Let’s look back in time, two and a half years. 2005. Back then we were young and innocent, the war in Iraq had already been won, New Orleans was intact and the real estate market was booming.
Everything looked promising, eh?
Well, I took advantage of that real estate market and leveraged myself out of Washington DC and into Silicon Valley, with high hopes and a plan for a new life.
I gloried in beautiful weather 300 days a year. I found my dream house, a little 1930s bungalow. I luxuriated in the backyard next to my very own orange tree and worked on freelance projects when I wanted to.

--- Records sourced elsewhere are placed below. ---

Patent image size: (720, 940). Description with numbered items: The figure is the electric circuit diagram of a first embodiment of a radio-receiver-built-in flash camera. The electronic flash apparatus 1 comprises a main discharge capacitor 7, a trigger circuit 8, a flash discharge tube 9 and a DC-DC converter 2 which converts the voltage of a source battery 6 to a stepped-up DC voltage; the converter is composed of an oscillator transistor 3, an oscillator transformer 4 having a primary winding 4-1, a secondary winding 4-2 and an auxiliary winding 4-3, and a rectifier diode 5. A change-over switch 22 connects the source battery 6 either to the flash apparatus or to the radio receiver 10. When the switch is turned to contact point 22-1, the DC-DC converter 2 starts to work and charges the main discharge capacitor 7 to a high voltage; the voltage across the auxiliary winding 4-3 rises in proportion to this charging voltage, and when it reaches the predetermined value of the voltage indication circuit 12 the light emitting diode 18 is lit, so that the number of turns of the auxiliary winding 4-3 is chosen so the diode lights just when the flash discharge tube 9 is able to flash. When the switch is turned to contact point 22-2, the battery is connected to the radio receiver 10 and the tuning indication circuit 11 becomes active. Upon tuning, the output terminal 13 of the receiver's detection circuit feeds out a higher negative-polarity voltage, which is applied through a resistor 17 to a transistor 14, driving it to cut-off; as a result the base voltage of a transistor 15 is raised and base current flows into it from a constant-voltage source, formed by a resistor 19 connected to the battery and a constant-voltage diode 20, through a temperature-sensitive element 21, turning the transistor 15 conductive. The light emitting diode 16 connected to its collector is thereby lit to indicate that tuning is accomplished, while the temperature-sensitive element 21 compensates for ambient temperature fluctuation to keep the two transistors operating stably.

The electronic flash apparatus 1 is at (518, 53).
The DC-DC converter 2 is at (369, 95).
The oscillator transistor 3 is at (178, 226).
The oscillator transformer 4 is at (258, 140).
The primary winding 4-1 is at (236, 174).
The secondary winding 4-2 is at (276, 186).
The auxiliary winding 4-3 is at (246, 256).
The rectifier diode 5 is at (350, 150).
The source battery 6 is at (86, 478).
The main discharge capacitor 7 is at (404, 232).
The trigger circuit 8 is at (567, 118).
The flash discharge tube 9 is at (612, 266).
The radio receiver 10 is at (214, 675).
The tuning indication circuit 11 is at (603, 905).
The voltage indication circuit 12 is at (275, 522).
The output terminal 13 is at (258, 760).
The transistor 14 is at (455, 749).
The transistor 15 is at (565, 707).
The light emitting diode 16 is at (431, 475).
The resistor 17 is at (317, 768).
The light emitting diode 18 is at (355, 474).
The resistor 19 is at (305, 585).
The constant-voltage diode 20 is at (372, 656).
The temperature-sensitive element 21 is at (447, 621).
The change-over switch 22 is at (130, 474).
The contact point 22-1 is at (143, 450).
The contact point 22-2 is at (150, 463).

I had a heart attack. I paid outrageous sums for a house and then huge bags of cash for taxes. I failed to meet the next love of my life. I learned what a moderate earthquake is really like. I discovered that I do not fit in with Silicon Valley tech society and couldn’t find a job that was right for me.
So much for the grand experiment.
As of January, I’ll be wrapping up this adventure and moving back to DC where I’ve been offered a position I just can’t pass up: managing conferences, a new direction for me but one that I’d been edging toward for years. I’m very excited about this new career but it is a bittersweet excitement, knowing that I’ll be going back to the city that made me crazy and misanthropic to begin with.
But think of how much I’ll save in airfare! My carbon footprint will plummet. And, I suppose, I can take some kind of pride in the fact that I was able to make the move, buy a very expensive house, and live in California for 2 and a half years while driving around in a little convertible roadster. In the future I’ll call it a sabbatical, not a midlife crisis.
Will I be able to keep some vestige of my California less-stress life and attitude? Will I survive temperatures below 50°? Does anyone want to buy a half-million dollar bungalow on the San Jose-Santa Clara line?
Follow along as I go through it all again, this time in reverse. And you know, it is never fun being pulled through anything in reverse.